Re: Privacy review request for WCAG 2.1

> On Sep 29, 2017, at 12:55 , Nick Doty <npdoty@ischool.berkeley.edu> wrote:
> 
> We discussed the Timeouts criterion and privacy note on this week's Privacy Interest Group teleconference.
> 
>> Where data can be lost due to user inactivity, users are warned at the start of a process about the length of inactivity that generates the timeout, unless the data is preserved for a minimum of 24 hours of user inactivity.
>> 
>> Note
>> Privacy regulations may require explicit user consent before user identification has been authenticated and before user data is preserved. In cases where the user is a minor, explicit consent may not be solicited in most jurisdictions. Consultation with privacy professionals and legal counsel is advised when considering data preservation as an approach to satisfy this success criterion.
> 
> It wasn't clear to me that this level of detail regarding privacy and legal compliance in different jurisdictions is helpful or indicated. Explicit consent for user identification seems to be irrelevant. I don't know that minors can't give consent to entering data into a web form or having it stay in their browser.
> 
> Noting that there may be a privacy tension to retention (either client-side or server-side) of entered data does seem valuable. There are privacy impacts both from a site retaining data that a user didn't intend and from client-side retention which might allow a subsequent user of the device to see entered information. (Related concerns regarding security were discussed in the development of the success criterion.) Whether these notes are necessary in the Success Criterion or in the Understanding document wasn't clear to us; it seems like https://www.w3.org/WAI/WCAG21/Understanding/21/timeouts.html has not currently been completed.
> 
> If other public-privacy folks have comments, we can collect them here and send along to the official AGWG address. Deadline noted below is 10 October.
> 

This seems to be a little confused. I think (but cannot be sure) that the scenario might be forms-based pages that timeout (and return to some notional ‘entry’ page) or auto-refresh, and would lose the user-entered data if ‘submit’ has not happened.
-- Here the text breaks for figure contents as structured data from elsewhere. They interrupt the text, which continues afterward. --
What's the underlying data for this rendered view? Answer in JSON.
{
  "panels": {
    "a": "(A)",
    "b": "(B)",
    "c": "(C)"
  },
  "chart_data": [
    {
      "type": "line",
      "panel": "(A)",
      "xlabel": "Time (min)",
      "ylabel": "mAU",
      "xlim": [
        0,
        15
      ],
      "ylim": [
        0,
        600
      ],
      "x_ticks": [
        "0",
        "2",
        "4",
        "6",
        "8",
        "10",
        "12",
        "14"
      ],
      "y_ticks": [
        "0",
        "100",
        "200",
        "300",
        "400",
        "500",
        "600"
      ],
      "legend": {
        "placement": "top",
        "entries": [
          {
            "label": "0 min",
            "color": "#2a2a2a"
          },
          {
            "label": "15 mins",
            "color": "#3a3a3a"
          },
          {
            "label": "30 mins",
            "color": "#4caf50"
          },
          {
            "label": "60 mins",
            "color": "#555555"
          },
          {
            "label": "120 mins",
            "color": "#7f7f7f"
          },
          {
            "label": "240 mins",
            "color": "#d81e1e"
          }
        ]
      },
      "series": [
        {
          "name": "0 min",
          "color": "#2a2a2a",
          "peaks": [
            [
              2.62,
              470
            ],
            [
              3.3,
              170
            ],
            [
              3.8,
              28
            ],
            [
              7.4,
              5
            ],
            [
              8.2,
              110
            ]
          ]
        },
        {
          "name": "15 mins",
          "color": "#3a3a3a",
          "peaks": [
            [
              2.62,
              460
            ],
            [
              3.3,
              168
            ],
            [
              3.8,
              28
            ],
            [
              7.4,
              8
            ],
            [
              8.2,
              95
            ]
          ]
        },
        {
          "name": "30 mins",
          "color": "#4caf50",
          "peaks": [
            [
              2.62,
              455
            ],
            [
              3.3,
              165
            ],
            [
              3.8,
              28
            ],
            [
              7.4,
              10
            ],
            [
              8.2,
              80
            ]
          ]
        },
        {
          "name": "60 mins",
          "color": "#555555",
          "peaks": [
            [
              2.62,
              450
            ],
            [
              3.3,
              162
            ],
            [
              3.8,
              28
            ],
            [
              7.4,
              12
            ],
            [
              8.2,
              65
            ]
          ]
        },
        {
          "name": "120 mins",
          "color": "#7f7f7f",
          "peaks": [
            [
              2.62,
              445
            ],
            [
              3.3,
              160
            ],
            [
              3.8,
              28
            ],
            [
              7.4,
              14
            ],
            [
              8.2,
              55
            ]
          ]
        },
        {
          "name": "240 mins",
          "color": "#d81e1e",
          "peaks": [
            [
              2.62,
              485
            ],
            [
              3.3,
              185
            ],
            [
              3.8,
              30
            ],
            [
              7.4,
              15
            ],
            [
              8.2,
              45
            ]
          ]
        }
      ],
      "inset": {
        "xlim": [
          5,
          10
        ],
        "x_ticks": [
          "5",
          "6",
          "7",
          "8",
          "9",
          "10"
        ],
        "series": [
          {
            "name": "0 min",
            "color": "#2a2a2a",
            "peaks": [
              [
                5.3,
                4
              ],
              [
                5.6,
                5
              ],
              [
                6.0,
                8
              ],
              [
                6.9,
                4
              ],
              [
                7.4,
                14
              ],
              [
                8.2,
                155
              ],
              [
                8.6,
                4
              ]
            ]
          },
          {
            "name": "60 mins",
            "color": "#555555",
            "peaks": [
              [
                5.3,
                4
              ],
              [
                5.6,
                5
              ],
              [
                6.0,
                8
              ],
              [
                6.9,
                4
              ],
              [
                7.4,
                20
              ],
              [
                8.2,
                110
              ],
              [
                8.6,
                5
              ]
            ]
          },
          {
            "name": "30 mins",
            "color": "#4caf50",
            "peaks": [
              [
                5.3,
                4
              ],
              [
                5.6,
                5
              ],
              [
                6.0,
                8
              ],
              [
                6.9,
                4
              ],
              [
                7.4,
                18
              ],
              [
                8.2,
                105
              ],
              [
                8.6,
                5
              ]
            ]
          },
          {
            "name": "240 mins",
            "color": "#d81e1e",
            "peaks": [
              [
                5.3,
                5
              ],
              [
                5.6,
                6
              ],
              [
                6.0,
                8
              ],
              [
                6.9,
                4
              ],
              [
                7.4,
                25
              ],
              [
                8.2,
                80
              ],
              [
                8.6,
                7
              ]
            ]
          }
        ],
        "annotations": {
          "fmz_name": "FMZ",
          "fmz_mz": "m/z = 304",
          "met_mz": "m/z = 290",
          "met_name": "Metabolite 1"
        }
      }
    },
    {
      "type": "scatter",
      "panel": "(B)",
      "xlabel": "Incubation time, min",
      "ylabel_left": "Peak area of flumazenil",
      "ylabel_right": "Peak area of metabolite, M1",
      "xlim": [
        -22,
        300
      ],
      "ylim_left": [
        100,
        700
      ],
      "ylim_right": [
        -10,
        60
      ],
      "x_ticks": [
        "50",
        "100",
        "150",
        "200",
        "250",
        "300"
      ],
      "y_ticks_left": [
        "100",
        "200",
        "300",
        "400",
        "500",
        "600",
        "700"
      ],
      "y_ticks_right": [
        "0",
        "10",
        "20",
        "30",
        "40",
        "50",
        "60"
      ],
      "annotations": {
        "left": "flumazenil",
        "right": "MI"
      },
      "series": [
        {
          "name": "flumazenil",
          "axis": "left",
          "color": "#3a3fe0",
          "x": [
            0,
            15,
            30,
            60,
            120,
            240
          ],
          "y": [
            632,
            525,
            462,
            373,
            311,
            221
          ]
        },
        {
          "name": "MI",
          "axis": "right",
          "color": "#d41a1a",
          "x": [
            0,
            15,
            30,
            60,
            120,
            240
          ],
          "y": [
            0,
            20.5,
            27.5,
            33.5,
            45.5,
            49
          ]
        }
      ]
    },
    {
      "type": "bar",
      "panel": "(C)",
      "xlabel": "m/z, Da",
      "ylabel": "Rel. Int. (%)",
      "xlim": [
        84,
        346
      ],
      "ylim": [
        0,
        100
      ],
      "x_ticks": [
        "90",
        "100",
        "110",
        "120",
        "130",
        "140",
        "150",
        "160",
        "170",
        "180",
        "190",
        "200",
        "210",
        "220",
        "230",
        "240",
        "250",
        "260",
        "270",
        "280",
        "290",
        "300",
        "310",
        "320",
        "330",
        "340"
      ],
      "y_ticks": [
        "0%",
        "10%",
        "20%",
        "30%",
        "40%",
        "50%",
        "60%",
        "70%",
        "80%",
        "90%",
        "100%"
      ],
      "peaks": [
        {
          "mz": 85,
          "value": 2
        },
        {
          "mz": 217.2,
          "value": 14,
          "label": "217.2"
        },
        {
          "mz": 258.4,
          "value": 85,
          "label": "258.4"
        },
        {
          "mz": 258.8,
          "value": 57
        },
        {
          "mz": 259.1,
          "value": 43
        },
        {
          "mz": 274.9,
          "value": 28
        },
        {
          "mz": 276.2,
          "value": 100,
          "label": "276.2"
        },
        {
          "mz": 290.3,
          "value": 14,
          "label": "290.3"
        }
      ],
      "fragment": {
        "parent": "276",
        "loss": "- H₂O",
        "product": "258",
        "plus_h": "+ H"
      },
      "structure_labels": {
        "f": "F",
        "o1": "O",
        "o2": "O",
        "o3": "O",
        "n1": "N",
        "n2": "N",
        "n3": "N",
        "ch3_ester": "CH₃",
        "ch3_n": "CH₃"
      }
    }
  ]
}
Since there are plenty of forms-based pages that don’t do this, and will keep the data essentially indefinitely (albeit transiently) in the browser-state as long as the user doesn’t leave the page, the whole question of whether minors (or anyone) needs to ‘consent’ to such seems a red herring.

WCAG seems to be asking for a warning “you’ll need to complete this form and press submit in less than 20 seconds or your input will be lost”. If WCAG were also asking for an affordance or option “please keep my partially-filled data on the server so I can come back to it (e.g. after a timeout)” there *might* be a question of retention, but even that presumes that the data is personal and privacy related. But WCAG doesn’t even mention, let alone recommend, such an option.

I have a hard time seeing the privacy warning here as relevant. But maybe I misunderstand.


David Singer
Manager, Software Standards, Apple Inc.